Gov’t not opposed to weekly press briefings – Grange
MINISTER of Information, Culture, Youth and Sports Olivia “Babsy” Grange says the government is not opposed to continuing the weekly press briefings at Jamaica House.
However, she said the briefings would not be possible on Mondays, the Cabinet meeting day, because the government would not allow disclosure of important Cabinet decisions prior to bringing them to Parliament.
“I want to talk to the media about a structure which would allow us to table a Ministry Paper, with the Cabinet decisions, in the House on a Tuesday, while allowing the media to pursue those issues with the respective ministers, after it has been tabled,” Grange told the Observer yesterday.
Grange was responding to questions raised about the announcement by Prime Minister Bruce Golding, at a briefing at Jamaica House on Monday, that it was his intention that decisions of the Cabinet be tabled in Parliament prior to be disclosed to the media.
Golding said Monday:
“The final point I want to make is how we intend to handle Cabinet meetings and the reporting of those Cabinet meetings.
“We believe it is important to keep the Jamaican people fully informed.

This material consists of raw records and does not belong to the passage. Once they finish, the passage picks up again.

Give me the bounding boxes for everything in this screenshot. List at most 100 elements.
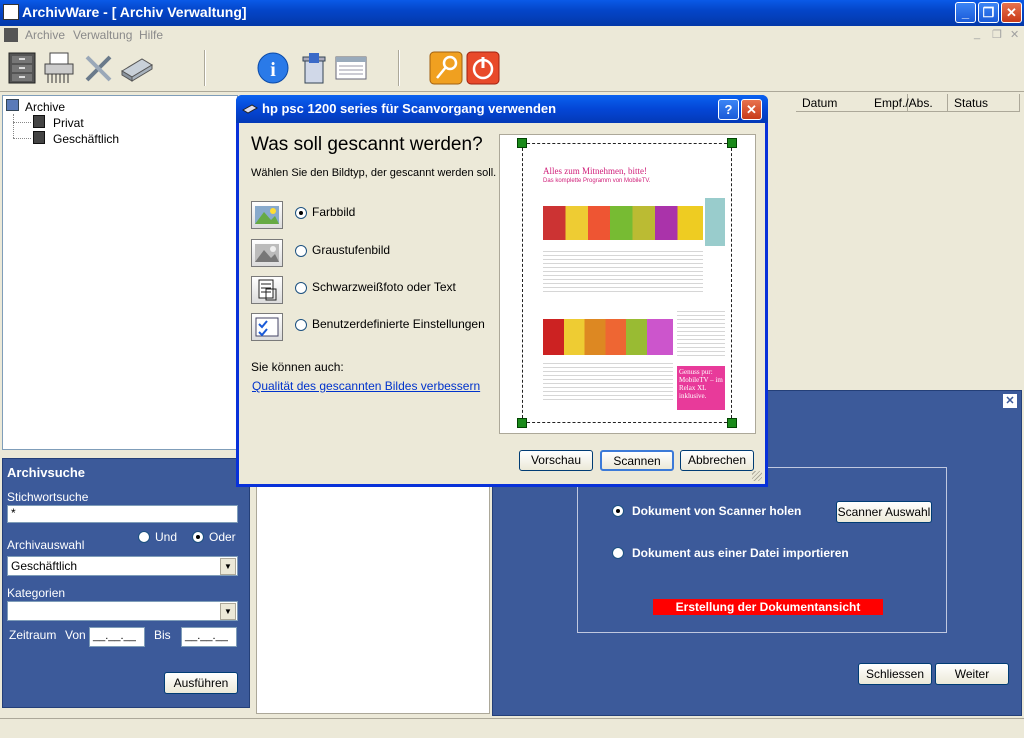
- mdi-restore-icon[interactable]: ❐: [992, 28, 1002, 41]
- power-icon[interactable]: [466, 51, 500, 85]
- preview-subline: Das komplette Programm von MobileTV.: [543, 178, 651, 184]
- preview-button[interactable]: Vorschau: [519, 450, 593, 471]
- or-radio[interactable]: [192, 531, 204, 543]
- toolbar-separator: [398, 50, 400, 86]
- archive-search-panel: Archivsuche Stichwortsuche * Und Oder Ar…: [2, 458, 250, 708]
- progress-status-bar: Erstellung der Dokumentansicht: [653, 599, 883, 615]
- period-label: Zeitraum: [9, 628, 57, 642]
- crop-handle[interactable]: [727, 138, 737, 148]
- from-date-input[interactable]: __.__.__: [89, 627, 145, 647]
- scanner-icon[interactable]: [120, 51, 154, 85]
- scanner-select-button[interactable]: Scanner Auswahl: [836, 501, 932, 523]
- file-import-radio[interactable]: [612, 547, 624, 559]
- program-text-block: [677, 308, 725, 358]
- side-banner: [705, 198, 725, 246]
- document-icon: [4, 28, 18, 42]
- scan-button[interactable]: Scannen: [600, 450, 674, 471]
- toolbar: i: [0, 46, 1024, 92]
- color-image-icon[interactable]: [251, 201, 283, 229]
- trash-icon[interactable]: [297, 51, 331, 85]
- dialog-body: Was soll gescannt werden? Wählen Sie den…: [239, 123, 765, 484]
- program-text-block: [543, 248, 703, 292]
- menu-archive[interactable]: Archive: [25, 28, 65, 42]
- tree-connector: [13, 114, 14, 138]
- to-date-input[interactable]: __.__.__: [181, 627, 237, 647]
- toolbar-separator: [204, 50, 206, 86]
- resize-grip[interactable]: [752, 471, 762, 481]
- and-radio[interactable]: [138, 531, 150, 543]
- bw-text-radio[interactable]: [295, 282, 307, 294]
- grayscale-radio[interactable]: [295, 245, 307, 257]
- dialog-heading: Was soll gescannt werden?: [251, 134, 483, 155]
- color-image-radio[interactable]: [295, 207, 307, 219]
- archive-root-icon: [6, 99, 19, 111]
- crop-handle[interactable]: [517, 418, 527, 428]
- scanner-radio[interactable]: [612, 505, 624, 517]
- chevron-down-icon[interactable]: ▼: [220, 603, 236, 620]
- document-preview-panel: [256, 486, 490, 714]
- color-image-label: Farbbild: [312, 205, 356, 219]
- column-status[interactable]: Status: [948, 94, 1020, 112]
- menu-bar: Archive Verwaltung Hilfe _ ❐ ✕: [0, 26, 1024, 46]
- dialog-title-bar: hp psc 1200 series für Scanvorgang verwe…: [236, 95, 768, 123]
- promo-box: Genuss pur: MobileTV – im Relax XL inklu…: [677, 366, 725, 410]
- next-button[interactable]: Weiter: [935, 663, 1009, 685]
- keyword-label: Stichwortsuche: [7, 490, 89, 504]
- help-button[interactable]: ?: [718, 99, 739, 120]
- close-wizard-button[interactable]: Schliessen: [858, 663, 932, 685]
- tree-node-archive[interactable]: Archive: [25, 100, 65, 114]
- scan-preview: Alles zum Mitnehmen, bitte! Das komplett…: [499, 134, 756, 434]
- window-title: ArchivWare - [ Archiv Verwaltung]: [22, 4, 247, 20]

We know that there is a practice in the past administration for weekly post-Cabinet press briefings, and we appreciate that that provides the media with an opportunity to know what transpired out of Cabinet, to raise questions and so on.
“While not wanting, for one moment, to elasticise the media’s access to information, one of the things that we feel strongly about is restoring the supremacy of Parliament, strengthening Parliament and, therefore, we feel that we have a duty before calling press briefings, we have a duty to report the decisions of Cabinet to Parliament.
“What we propose to do in the future is that, Cabinet will meet on Monday. We intend on the Tuesday, which will be a normal sitting day for Parliament, to lay a Ministry Paper in Parliament outlining the decisions that were taken by Cabinet the day before, and then use that as a basis on which the media can then approach the relevant ministers, whose portfolios may have been affected, or may have been involved in those decisions, for those ministers to expand and to elaborate as much as possible.
“I do feel that as consummate as are the skills of our minister of information, and as good as any previous minister of information might have been, we do feel that it is more appropriate for the media, and it is more useful we believe, for the media to actually get a chance to speak directly to the minister who is directly involved and who can, therefore, give you a much better response in terms of the policy thinking, the backgrounding and the actual decisions that are made.
“And, I instructed the ministers today that once that Ministry Paper is presented to Parliament, they must make themselves available to the media for such expansion, elucidation, clarification as may be necessary.
“There is something else I want to give a commitment on, and that is to make myself available to the media on a scheduled basis. To sit down and, as I said to the minister of information today, I am prepared to book two hours and to sit with the media once a month.
“I am going to ask her to have discussions with you as to how you think it will be most useful to you. Whether on the record/off the record, strictly on the record, strictly off the record. I will want her to have discussions with you to determine how could it be most useful to you to use that time to have discussions with me in terms of general policy directions, in terms of specific issues that will arise from time to time.
“I am going to ask her to follow up that with you. And to have them scheduled on a regular basis, whether it is the last Thursday in the month, the second Tuesday, whatever. And to shift it only when circumstances require and could not be avoided. And, if so, either to bring it forward or to put it back a few days to accommodate whatever exigencies that may arise.”